The Cloud Engineering team provides a number of shared services for teams to integrate into their accounts. These are mostly provided by Terraform modules in the Infrastructure repo, and in most cases are enabled through tagging. All defaults can be varied according to the needs of the team.
The Backup module uses AWS Backup. Enable backups by using the BackupPolicy tags in the Tagging module. This stores a backup of the following resources in the same account:
- EC2 instances
- EBS volumes
- RDS databases
- DynamoDB tables
The default backup policies are:
- RPO 24 hours
- RTO 4 hours
- 30 days immutable retention
These defaults must only be varied with the agreement of the Information Asset Owner.
The Patching module automatically scans all Windows and Ubuntu EC2 instances to make sure they have the most up-to-date patches. Note that this is OS only, not application patches. Enable by using the TOSCAN and TOPATCH tag groups (note: case-sensitive).

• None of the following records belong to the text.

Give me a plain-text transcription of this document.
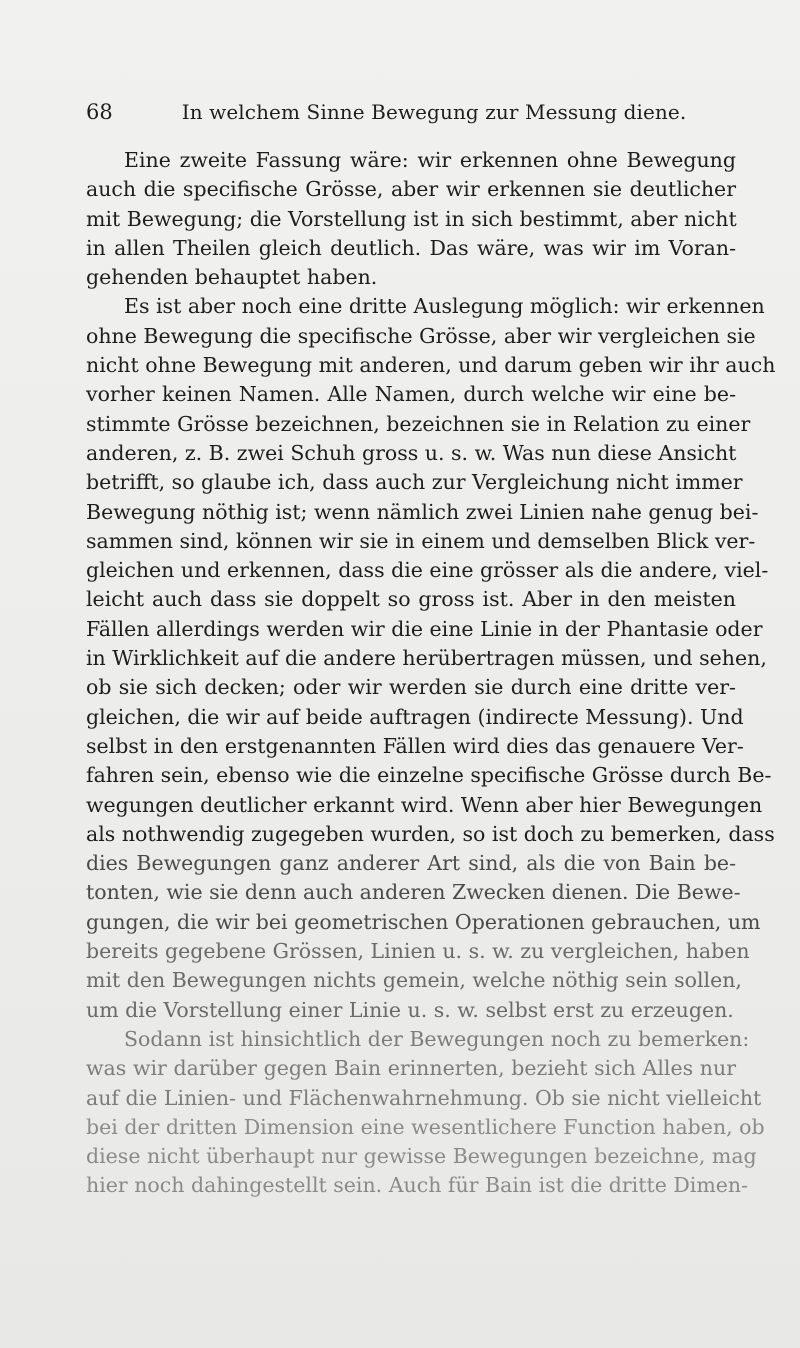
68	In welchem Sinne Bewegung zur Messung diene.
Eine zweite Fassung wäre: wir erkennen ohne Bewegung
auch die specifische Grösse, aber wir erkennen sie deutlicher
mit Bewegung; die Vorstellung ist in sich bestimmt, aber nicht
in allen Theilen gleich deutlich. Das wäre, was wir im Voran-
gehenden behauptet haben.
Es ist aber noch eine dritte Auslegung möglich: wir erkennen
ohne Bewegung die specifische Grösse, aber wir vergleichen sie
nicht ohne Bewegung mit anderen, und darum geben wir ihr auch
vorher keinen Namen. Alle Namen, durch welche wir eine be-
stimmte Grösse bezeichnen, bezeichnen sie in Relation zu einer
anderen, z. B. zwei Schuh gross u. s. w. Was nun diese Ansicht
betrifft, so glaube ich, dass auch zur Vergleichung nicht immer
Bewegung nöthig ist; wenn nämlich zwei Linien nahe genug bei-
sammen sind, können wir sie in einem und demselben Blick ver-
gleichen und erkennen, dass die eine grösser als die andere, viel-
leicht auch dass sie doppelt so gross ist. Aber in den meisten
Fällen allerdings werden wir die eine Linie in der Phantasie oder
in Wirklichkeit auf die andere herübertragen müssen, und sehen,
ob sie sich decken; oder wir werden sie durch eine dritte ver-
gleichen, die wir auf beide auftragen (indirecte Messung). Und
selbst in den erstgenannten Fällen wird dies das genauere Ver-
fahren sein, ebenso wie die einzelne specifische Grösse durch Be-
wegungen deutlicher erkannt wird. Wenn aber hier Bewegungen
als nothwendig zugegeben wurden, so ist doch zu bemerken, dass
dies Bewegungen ganz anderer Art sind, als die von Bain be-
tonten, wie sie denn auch anderen Zwecken dienen. Die Bewe-
gungen, die wir bei geometrischen Operationen gebrauchen, um
bereits gegebene Grössen, Linien u. s. w. zu vergleichen, haben
mit den Bewegungen nichts gemein, welche nöthig sein sollen,
um die Vorstellung einer Linie u. s. w. selbst erst zu erzeugen.
Sodann ist hinsichtlich der Bewegungen noch zu bemerken:
was wir darüber gegen Bain erinnerten, bezieht sich Alles nur
auf die Linien- und Flächenwahrnehmung. Ob sie nicht vielleicht
bei der dritten Dimension eine wesentlichere Function haben, ob
diese nicht überhaupt nur gewisse Bewegungen bezeichne, mag
hier noch dahingestellt sein. Auch für Bain ist die dritte Dimen-
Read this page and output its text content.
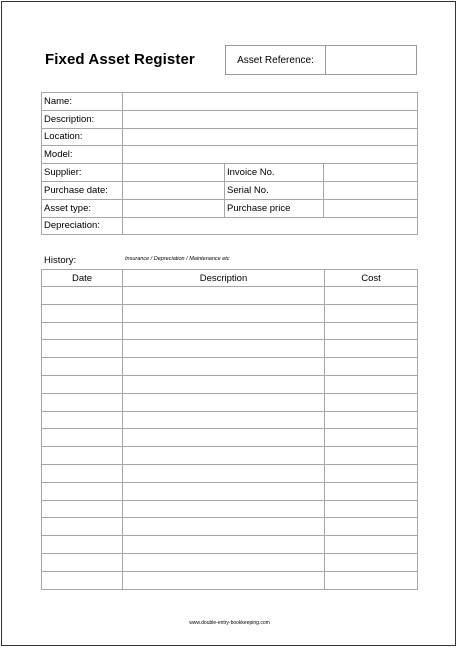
Fixed Asset Register	Asset Reference:
Name:			
Description:			
Location:			
Model:			
Supplier:		Invoice No.	
Purchase date:		Serial No.	
Asset type:		Purchase price	
Depreciation:			
History:	Insurance / Depreciation / Maintenance etc
Date	Description	Cost

www.double-entry-bookkeeping.com
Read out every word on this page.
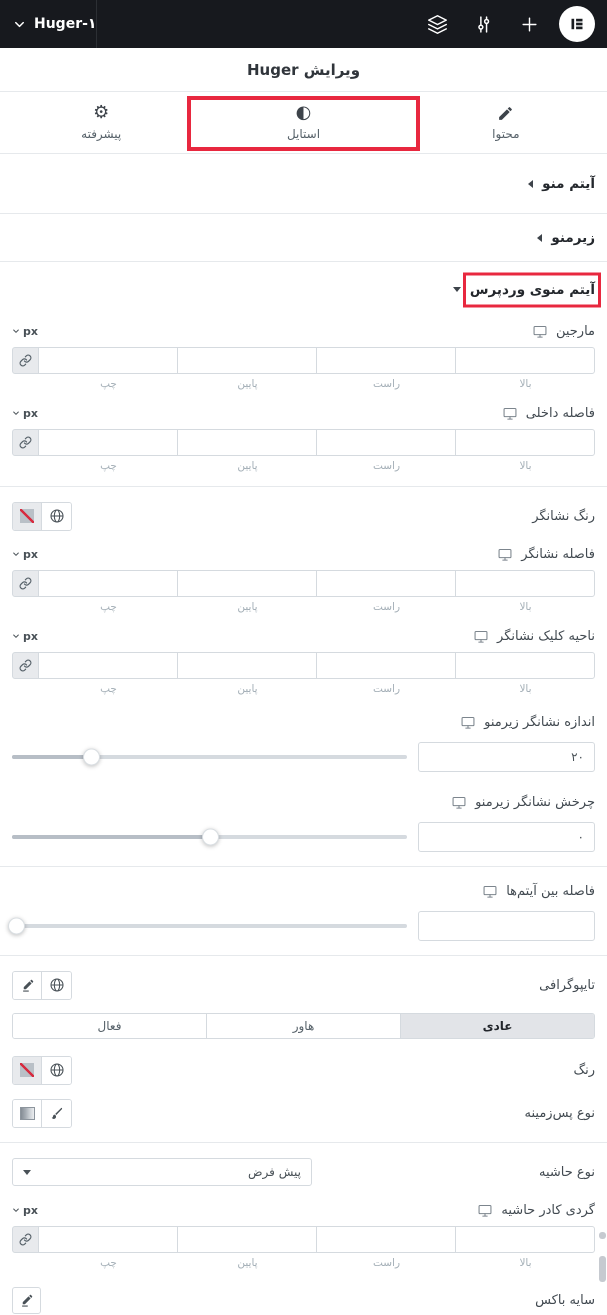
Huger-۱
ویرایش Huger
محتوا
◐
استایل
⚙
پیشرفته
آیتم منو
زیرمنو
آیتم منوی وردپرس
مارجین
px
بالا
راست
پایین
چپ
فاصله داخلی
px
بالا
راست
پایین
چپ
رنگ نشانگر
فاصله نشانگر
px
بالا
راست
پایین
چپ
ناحیه کلیک نشانگر
px
بالا
راست
پایین
چپ
اندازه نشانگر زیرمنو
۲۰
چرخش نشانگر زیرمنو
۰
فاصله بین آیتم‌ها
تایپوگرافی
عادی
هاور
فعال
رنگ
نوع پس‌زمینه
نوع حاشیه
پیش فرض
گردی کادر حاشیه
px
بالا
راست
پایین
چپ
سایه باکس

- Scans EC2s for Critical or Important patches
- Alerts the Cloud Engineering team if patches are required
- Will trigger a cron job to patch the instance out of hours
The Cloud Engineering team has built a tagging module in Terraform to make it easier to apply tags when building infrastructure as code. Tags are used for many purposes in AWS; we principally use them to:
- Manage costs;
- Identify which resources to backup;
- Identify which resources power down during "out of office" hours;
- Identify resources by team, application, environment and project;
- Identify which EC2 resources to scan and/or patch.
Our certificates are managed in AWS Certificate Manager. This is integrated into the Hub, and will automatically renew any certificates generated by it.

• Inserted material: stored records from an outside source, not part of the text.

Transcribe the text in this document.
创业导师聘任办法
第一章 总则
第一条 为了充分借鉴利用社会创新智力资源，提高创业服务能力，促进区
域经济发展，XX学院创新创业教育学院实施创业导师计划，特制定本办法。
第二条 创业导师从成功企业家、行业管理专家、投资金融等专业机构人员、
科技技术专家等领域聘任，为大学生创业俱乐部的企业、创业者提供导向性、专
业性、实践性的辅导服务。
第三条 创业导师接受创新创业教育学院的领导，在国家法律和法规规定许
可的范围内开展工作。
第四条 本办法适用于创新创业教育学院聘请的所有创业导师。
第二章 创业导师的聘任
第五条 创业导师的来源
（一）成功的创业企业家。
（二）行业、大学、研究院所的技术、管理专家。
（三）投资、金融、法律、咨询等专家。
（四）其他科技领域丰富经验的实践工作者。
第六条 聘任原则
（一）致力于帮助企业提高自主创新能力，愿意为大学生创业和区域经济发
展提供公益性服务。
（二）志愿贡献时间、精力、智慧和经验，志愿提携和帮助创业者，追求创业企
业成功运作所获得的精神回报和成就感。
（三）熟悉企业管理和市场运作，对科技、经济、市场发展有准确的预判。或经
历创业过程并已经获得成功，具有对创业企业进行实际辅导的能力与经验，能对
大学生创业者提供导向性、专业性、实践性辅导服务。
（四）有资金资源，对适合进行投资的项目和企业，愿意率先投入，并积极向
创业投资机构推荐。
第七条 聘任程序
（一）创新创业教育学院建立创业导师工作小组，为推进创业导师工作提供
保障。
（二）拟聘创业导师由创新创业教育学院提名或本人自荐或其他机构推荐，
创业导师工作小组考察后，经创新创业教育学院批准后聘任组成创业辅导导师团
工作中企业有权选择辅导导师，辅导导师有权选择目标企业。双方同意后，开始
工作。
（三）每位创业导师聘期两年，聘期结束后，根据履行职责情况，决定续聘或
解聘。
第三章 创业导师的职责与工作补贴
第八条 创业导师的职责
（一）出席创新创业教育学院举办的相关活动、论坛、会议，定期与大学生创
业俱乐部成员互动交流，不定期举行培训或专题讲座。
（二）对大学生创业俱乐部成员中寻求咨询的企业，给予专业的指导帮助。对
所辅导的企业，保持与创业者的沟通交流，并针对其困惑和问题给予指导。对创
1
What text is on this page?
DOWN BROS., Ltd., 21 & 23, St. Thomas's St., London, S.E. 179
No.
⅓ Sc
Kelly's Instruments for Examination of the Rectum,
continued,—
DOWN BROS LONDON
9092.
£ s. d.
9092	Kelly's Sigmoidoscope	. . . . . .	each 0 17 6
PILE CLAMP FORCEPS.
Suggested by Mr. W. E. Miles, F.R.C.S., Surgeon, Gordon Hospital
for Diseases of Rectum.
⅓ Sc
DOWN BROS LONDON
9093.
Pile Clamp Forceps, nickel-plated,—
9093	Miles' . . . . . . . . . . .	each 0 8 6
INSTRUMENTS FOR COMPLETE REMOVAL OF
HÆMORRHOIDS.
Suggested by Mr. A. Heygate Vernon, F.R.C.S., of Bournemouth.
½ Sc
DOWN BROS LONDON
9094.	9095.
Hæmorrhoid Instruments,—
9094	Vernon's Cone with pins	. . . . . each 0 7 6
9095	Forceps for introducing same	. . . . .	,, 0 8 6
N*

Route53 manages our DNS. DNS entries can be added, amended, or removed through Terraform in the platform/public-dns project in the Infrastructure repo. All changes must be made in a branch, and the PR must be approved by the Cloud Engineering team. See this How to HackIT for more detail.
The Overnight Shutdown module will automatically shut down EC2 instances overnight. The default is 19:00 to 07:00 Monday–Thursday and 19:00 Friday to 07:00 Monday, in the development and staging environments.
The Monitoring module provides monitoring on EC2 (Windows only) and RDS instances via CloudWatch. This is part of the EC2/RDS Terraform and the coverage includes:
- EC2 – status, disk space, disk i/o, and CPU & memory usage
- RDS – status, CPU, disk space, memory, login failures, custom metrics
Some manual configuration is required for this service. Alerts are currently via SNS.